Adrian’s assertions were shared recently by leading economic minds at the World Economic Forum. Dell Technologies CEO Michael Dell told the Washington Post, “I don’t think [the Ocasio-Cortez plan] would help the growth of the U.S. economy.” Scott Minerd, the chief investment officer of Guggenheim Partners, suggested that billionaires affected by a high tax rate “will start allocating capital in a way that is less efficient and will bring down productivity.”
Many, in the name of social justice, push for equal outcomes. Currently, some want more equal outcomes in wealth. But, when it comes to wealth (just like in any other area), guaranteeing an equal outcome is impossible.
There are too many variables in life. Some people work harder, some people are smarter, some people make better investments, some people chronically mismanage funds. So, we can never expect to see equal outcomes in wealth across groups…

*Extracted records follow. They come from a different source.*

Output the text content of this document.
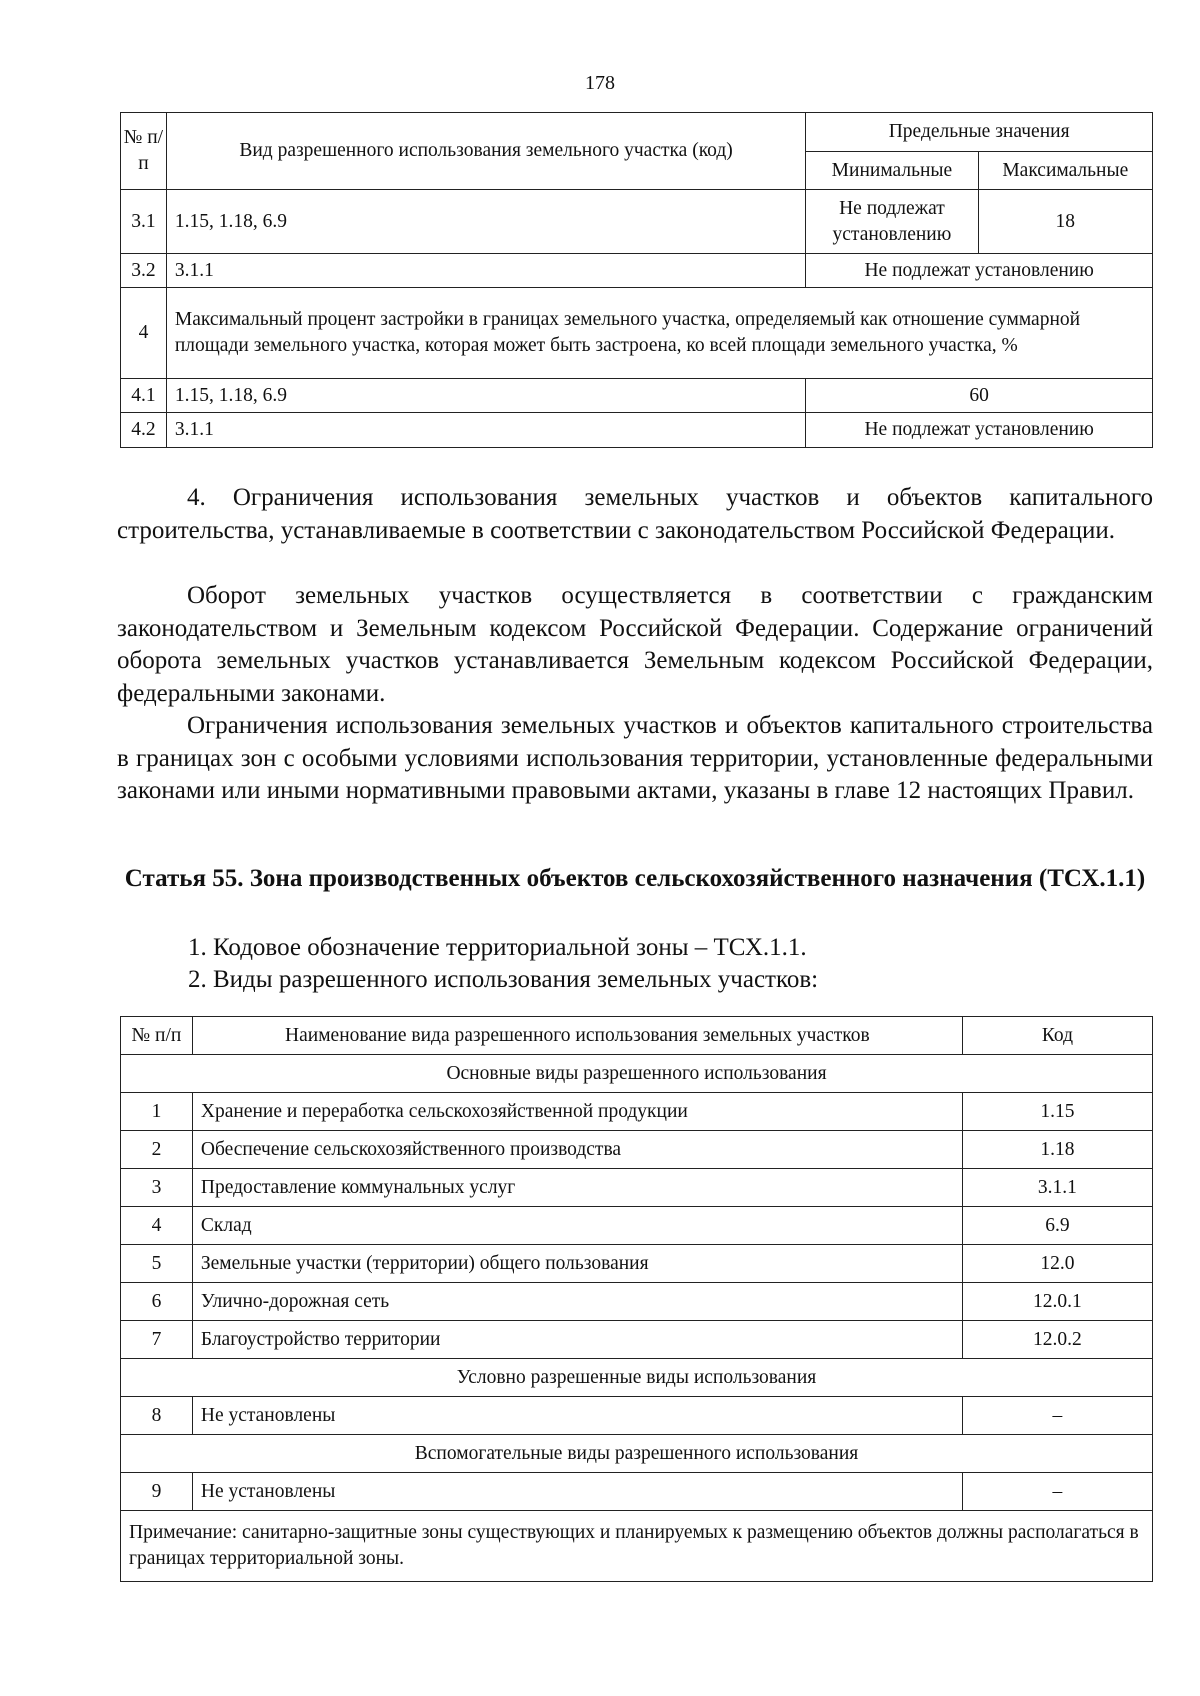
178
№ п/п	Вид разрешенного использования земельного участка (код)	Предельные значения	
		Минимальные	Максимальные
3.1	1.15, 1.18, 6.9	Не подлежат установлению	18
3.2	3.1.1	Не подлежат установлению	
4	Максимальный процент застройки в границах земельного участка, определяемый как отношение суммарной площади земельного участка, которая может быть застроена, ко всей площади земельного участка, %		
4.1	1.15, 1.18, 6.9	60	
4.2	3.1.1	Не подлежат установлению	

4. Ограничения использования земельных участков и объектов капитального строительства, устанавливаемые в соответствии с законодательством Российской Федерации.

Оборот земельных участков осуществляется в соответствии с гражданским законодательством и Земельным кодексом Российской Федерации. Содержание ограничений оборота земельных участков устанавливается Земельным кодексом Российской Федерации, федеральными законами.

Ограничения использования земельных участков и объектов капитального строительства в границах зон с особыми условиями использования территории, установленные федеральными законами или иными нормативными правовыми актами, указаны в главе 12 настоящих Правил.

Статья 55. Зона производственных объектов сельскохозяйственного назначения (ТСХ.1.1)

1. Кодовое обозначение территориальной зоны – ТСХ.1.1.

2. Виды разрешенного использования земельных участков:

№ п/п	Наименование вида разрешенного использования земельных участков	Код
Основные виды разрешенного использования		
1	Хранение и переработка сельскохозяйственной продукции	1.15
2	Обеспечение сельскохозяйственного производства	1.18
3	Предоставление коммунальных услуг	3.1.1
4	Склад	6.9
5	Земельные участки (территории) общего пользования	12.0
6	Улично-дорожная сеть	12.0.1
7	Благоустройство территории	12.0.2
Условно разрешенные виды использования		
8	Не установлены	–
Вспомогательные виды разрешенного использования		
9	Не установлены	–
Примечание: санитарно-защитные зоны существующих и планируемых к размещению объектов должны располагаться в границах территориальной зоны.		
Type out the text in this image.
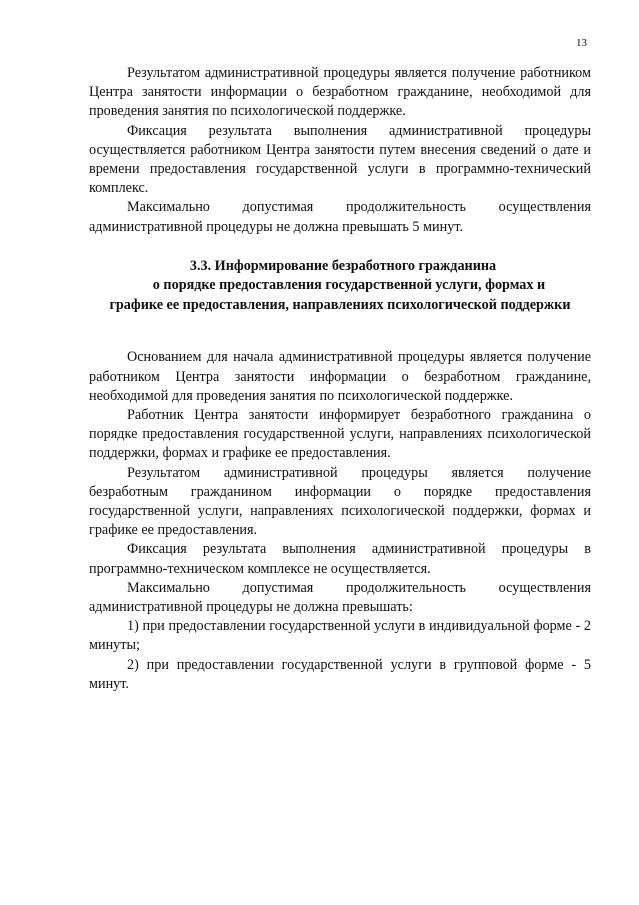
13

Результатом административной процедуры является получение работником Центра занятости информации о безработном гражданине, необходимой для проведения занятия по психологической поддержке.

Фиксация результата выполнения административной процедуры осуществляется работником Центра занятости путем внесения сведений о дате и времени предоставления государственной услуги в программно-технический комплекс.

Максимально допустимая продолжительность осуществления административной процедуры не должна превышать 5 минут.

3.3. Информирование безработного гражданина
о порядке предоставления государственной услуги, формах и
графике ее предоставления, направлениях психологической поддержки

Основанием для начала административной процедуры является получение работником Центра занятости информации о безработном гражданине, необходимой для проведения занятия по психологической поддержке.

Работник Центра занятости информирует безработного гражданина о порядке предоставления государственной услуги, направлениях психологической поддержки, формах и графике ее предоставления.

Результатом административной процедуры является получение безработным гражданином информации о порядке предоставления государственной услуги, направлениях психологической поддержки, формах и графике ее предоставления.

Фиксация результата выполнения административной процедуры в программно-техническом комплексе не осуществляется.

Максимально допустимая продолжительность осуществления административной процедуры не должна превышать:

1) при предоставлении государственной услуги в индивидуальной форме - 2 минуты;

2) при предоставлении государственной услуги в групповой форме - 5 минут.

One can understand the place of empathy behind proposals for increased tax rates to fund social programs. But, if you truly want to help the poor, then just help the poor. Nothing is stopping you as an individual from writing a check out of your own bank account or volunteering. Churches and private organizations have been helping the poor for years.
But, nothing should make any of us feel good about advocating the use of force to take money away from the most productive people in our society to simply hand it over to the least productive. Not only will that plan not work, but it’s also inherently unfair.
To read Adrian’s Epoch Times commentary – “The War on Success: The Wealthy and Their ‘Fair Share’” – in its entirety, click here.
Epoch Times is an international publication available in 35 countries and is translated into 18 languages.
[Ringworm, which Ocasio-Cortez seemed to consider a major health crisis, is a common skin infection that’s also known as athlete’s foot and jock itch (depending on where it occurs). It is contracted through contact with fungi during regular interactions with people, animals, dirt and shared items such as gym equipment. It can usually be treated with over-the-counter medication available at dollar stores.]